U.S. technology companies exported $10 billion in goods and services to the TPP markets in 2014, they said.
“The TPP will open or expand access to these key markets for the products, services and applications made by the companies we represent, and facilitate market access for the wide array of industries that rely on these technologies to conduct their own businesses,” they wrote.
The letter was sent to Speaker Paul Ryan (R-Wis.), House Democratic Leader Nancy Pelosi (D-Calif.), Senate Majority Leader Mitch McConnell (R-Ky.), Senate Democratic Leader Harry Reid (D-Nev.) and Republican and Democratic leaders of committees of jurisdiction — Senate Finance and House Ways and Means.

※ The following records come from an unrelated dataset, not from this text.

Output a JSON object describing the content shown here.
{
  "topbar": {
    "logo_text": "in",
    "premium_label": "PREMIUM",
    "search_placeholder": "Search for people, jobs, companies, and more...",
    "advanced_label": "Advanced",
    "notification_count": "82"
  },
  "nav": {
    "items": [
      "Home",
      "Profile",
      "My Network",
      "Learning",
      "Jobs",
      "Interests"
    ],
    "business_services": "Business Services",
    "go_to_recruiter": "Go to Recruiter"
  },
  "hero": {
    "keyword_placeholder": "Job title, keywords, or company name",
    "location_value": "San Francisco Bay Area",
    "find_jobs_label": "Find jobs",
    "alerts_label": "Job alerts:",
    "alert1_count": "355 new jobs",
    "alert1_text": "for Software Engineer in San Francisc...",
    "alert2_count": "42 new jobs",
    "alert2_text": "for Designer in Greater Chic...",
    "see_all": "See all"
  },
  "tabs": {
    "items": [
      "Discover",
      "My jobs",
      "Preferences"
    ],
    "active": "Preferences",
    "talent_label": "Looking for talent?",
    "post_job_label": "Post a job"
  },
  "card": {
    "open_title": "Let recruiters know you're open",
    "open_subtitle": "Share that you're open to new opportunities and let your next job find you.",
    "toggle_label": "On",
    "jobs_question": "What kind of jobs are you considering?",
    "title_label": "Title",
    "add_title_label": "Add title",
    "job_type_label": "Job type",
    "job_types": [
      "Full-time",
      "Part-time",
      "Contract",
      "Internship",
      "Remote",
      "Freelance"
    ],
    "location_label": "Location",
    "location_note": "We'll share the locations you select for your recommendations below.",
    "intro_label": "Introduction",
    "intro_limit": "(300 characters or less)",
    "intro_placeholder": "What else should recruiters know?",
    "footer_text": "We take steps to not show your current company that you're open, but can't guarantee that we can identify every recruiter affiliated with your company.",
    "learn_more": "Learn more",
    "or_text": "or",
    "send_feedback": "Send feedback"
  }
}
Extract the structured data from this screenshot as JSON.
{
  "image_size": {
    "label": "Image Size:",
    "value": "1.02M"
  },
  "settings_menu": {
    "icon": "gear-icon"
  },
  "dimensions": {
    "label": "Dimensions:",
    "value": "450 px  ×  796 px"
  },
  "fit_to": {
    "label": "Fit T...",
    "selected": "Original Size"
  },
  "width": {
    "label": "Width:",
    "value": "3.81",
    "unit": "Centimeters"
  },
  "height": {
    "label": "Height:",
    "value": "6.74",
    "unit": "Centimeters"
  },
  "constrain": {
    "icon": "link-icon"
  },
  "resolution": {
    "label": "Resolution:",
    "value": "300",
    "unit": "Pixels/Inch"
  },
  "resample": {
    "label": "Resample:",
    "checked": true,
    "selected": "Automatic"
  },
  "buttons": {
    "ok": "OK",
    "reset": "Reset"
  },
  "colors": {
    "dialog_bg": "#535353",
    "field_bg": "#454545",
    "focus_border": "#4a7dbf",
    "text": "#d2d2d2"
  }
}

“This agreement creates a new standard for trade pacts with its forward-looking approach on technology products and services going far beyond just tariff reductions,” the tech groups wrote.

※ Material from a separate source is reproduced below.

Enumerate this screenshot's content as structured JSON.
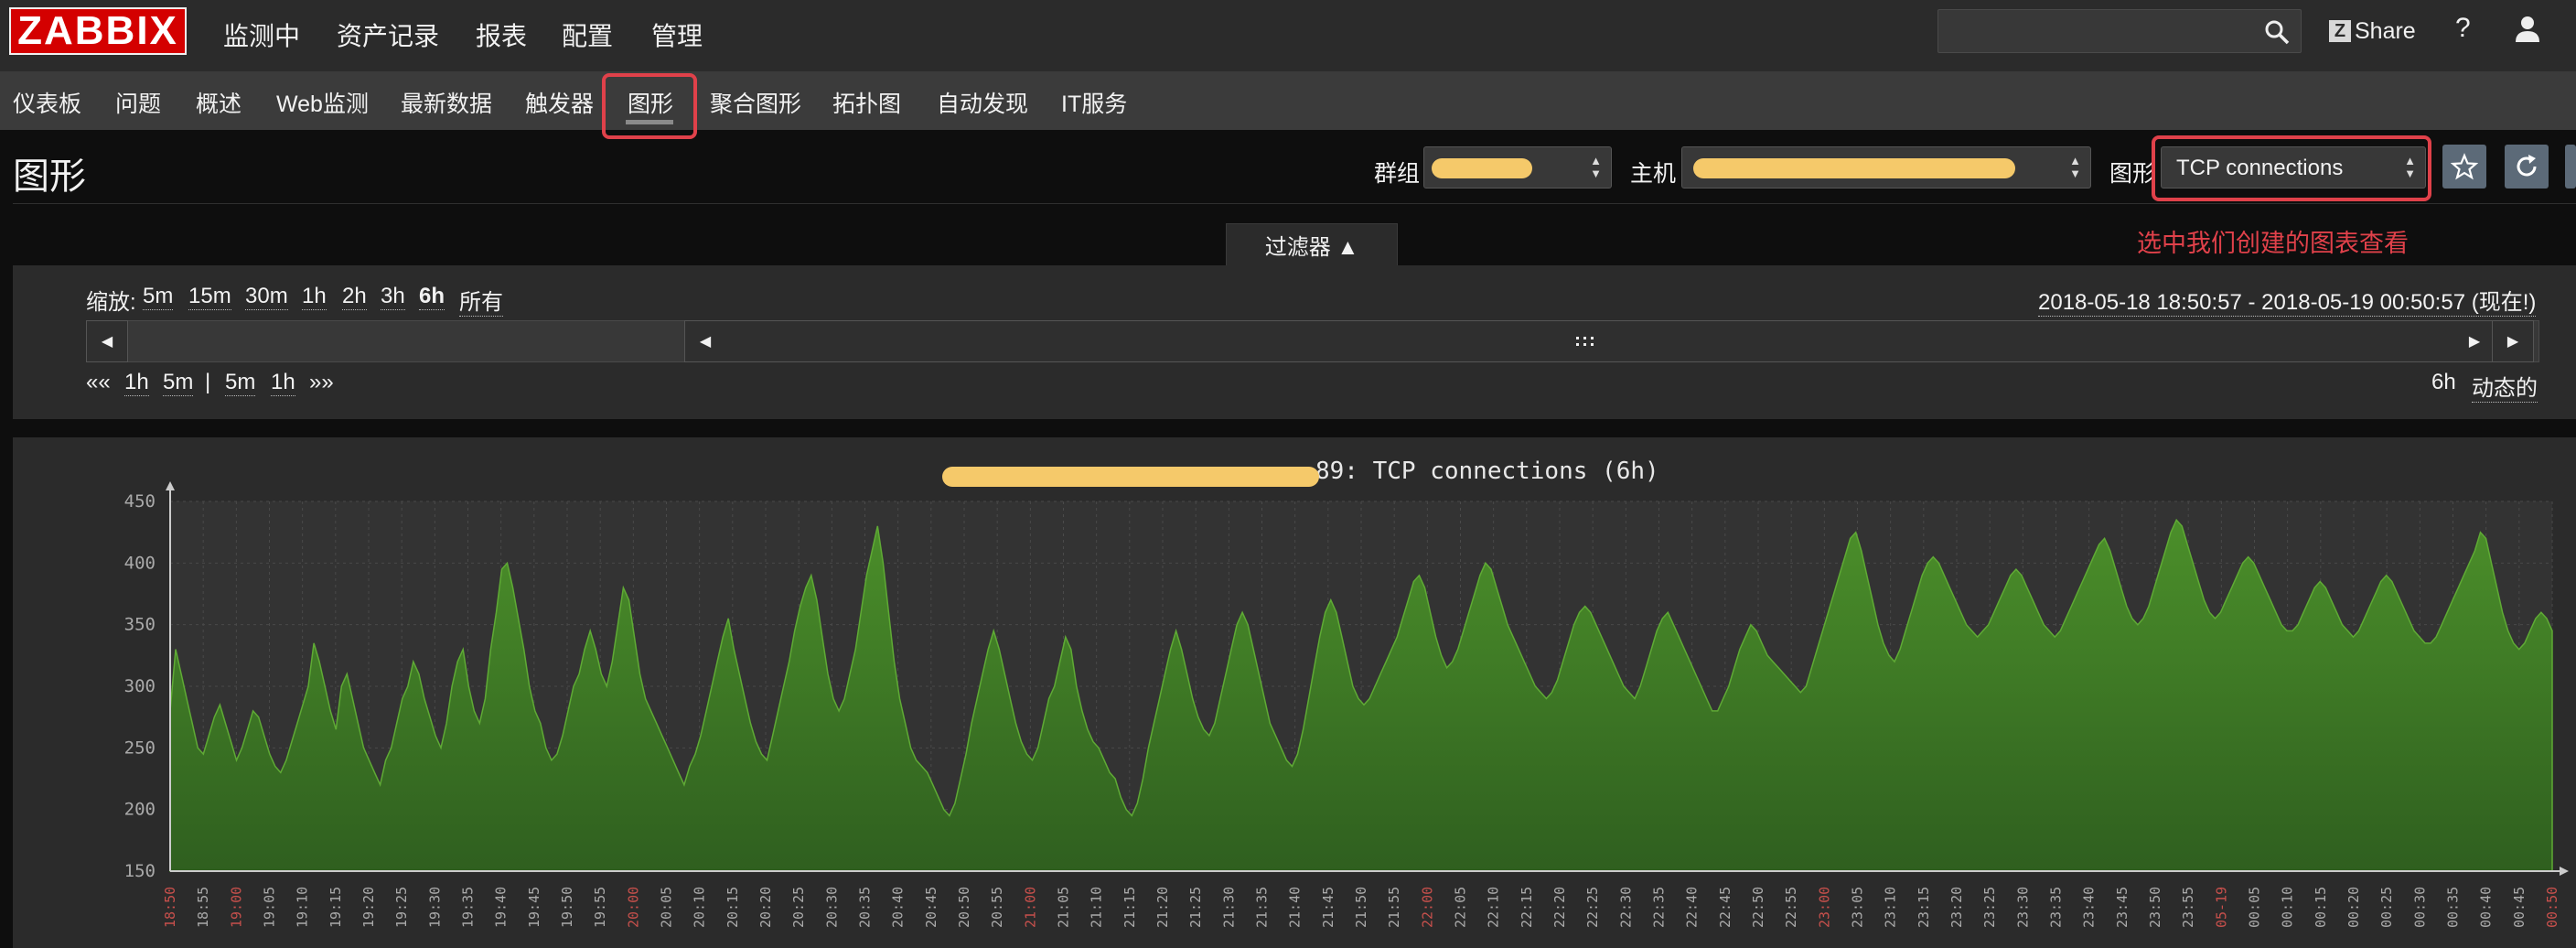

“The agreement will keep borders open to the free flow of data, provide a strong and balanced intellectual property framework, prohibit data localization requirements and other barriers to digital trade, and protect trade secrets, among many other benefits," they said.

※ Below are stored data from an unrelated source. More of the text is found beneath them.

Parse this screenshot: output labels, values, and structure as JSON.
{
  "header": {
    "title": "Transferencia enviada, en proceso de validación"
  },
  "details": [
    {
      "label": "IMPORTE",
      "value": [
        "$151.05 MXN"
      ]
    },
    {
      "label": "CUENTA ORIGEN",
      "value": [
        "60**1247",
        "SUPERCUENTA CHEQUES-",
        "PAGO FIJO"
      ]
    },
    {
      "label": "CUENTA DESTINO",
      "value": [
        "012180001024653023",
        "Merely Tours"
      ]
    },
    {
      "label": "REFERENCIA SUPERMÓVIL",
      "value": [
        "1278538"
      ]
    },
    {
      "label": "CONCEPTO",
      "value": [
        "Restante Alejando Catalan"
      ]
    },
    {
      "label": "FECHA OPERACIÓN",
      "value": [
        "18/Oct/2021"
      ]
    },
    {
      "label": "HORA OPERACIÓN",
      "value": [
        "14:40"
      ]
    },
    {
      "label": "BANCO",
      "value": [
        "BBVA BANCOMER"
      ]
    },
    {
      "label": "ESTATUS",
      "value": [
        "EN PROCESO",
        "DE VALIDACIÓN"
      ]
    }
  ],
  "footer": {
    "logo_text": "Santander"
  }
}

"And it promotes U.S. values of a free and open Internet."
Tech groups are one of the several business interests making their voices heard while Congress is in Washington for a brief session before the November elections.
Groups like the U.S. Chamber of Commerce, Business Roundtable and the National Association of Manufacturers say they are in full-court press mode to get TPP passed this year.
On Tuesday, the Chamber of Commerce started on 12-part series that will run over several weeks making the case for TPP’s approval.
“The U.S. Chamber believes that trade policy must take into account the needs of Americans as both consumers and producers," said John Murphy, the Chamber's senior vice president for international policy.
"Fairness should be our watchword: American workers, farmers and companies must be allowed to operate on a level playing field when it comes to trade," Murphy said.
"This is the principal rationale for trade agreements — and for the TPP."
For their part, National Pork Producers Council and the Footwear Distributors Retailers of America (FDRA) are two groups holding member fly-ins into Washington this week to canvass Capitol Hill.
Meanwhile, House Democrats and anti-TPP groups on Wednesday will ask voters to call their lawmakers and urge them to reject a lame-duck vote on the TPP.
President Obama is urging Congress to ratify the 12-nation agreement, which took years to negotiate, before he leaves office.
Both presidential candidates — Democrat Hillary Clinton and Republican Donald Trump — oppose the Pacific agreement.
Signers of the tech letter were: Allied for Startups, BSA/The Software Alliance, Computer & Communications Industry Association (CCIA), CompTIA, Semiconductor Industry Association (SIA), Silicon Valley Leadership Group (SVLG), Software & Information Industry Association (SIIA), TechNet, Consumer Technology Association (CTA), Information Technology Industry Council (ITI), Internet Association (IA), Technology CEO Council (TCC) and the Telecommunications Industry Association (TIA).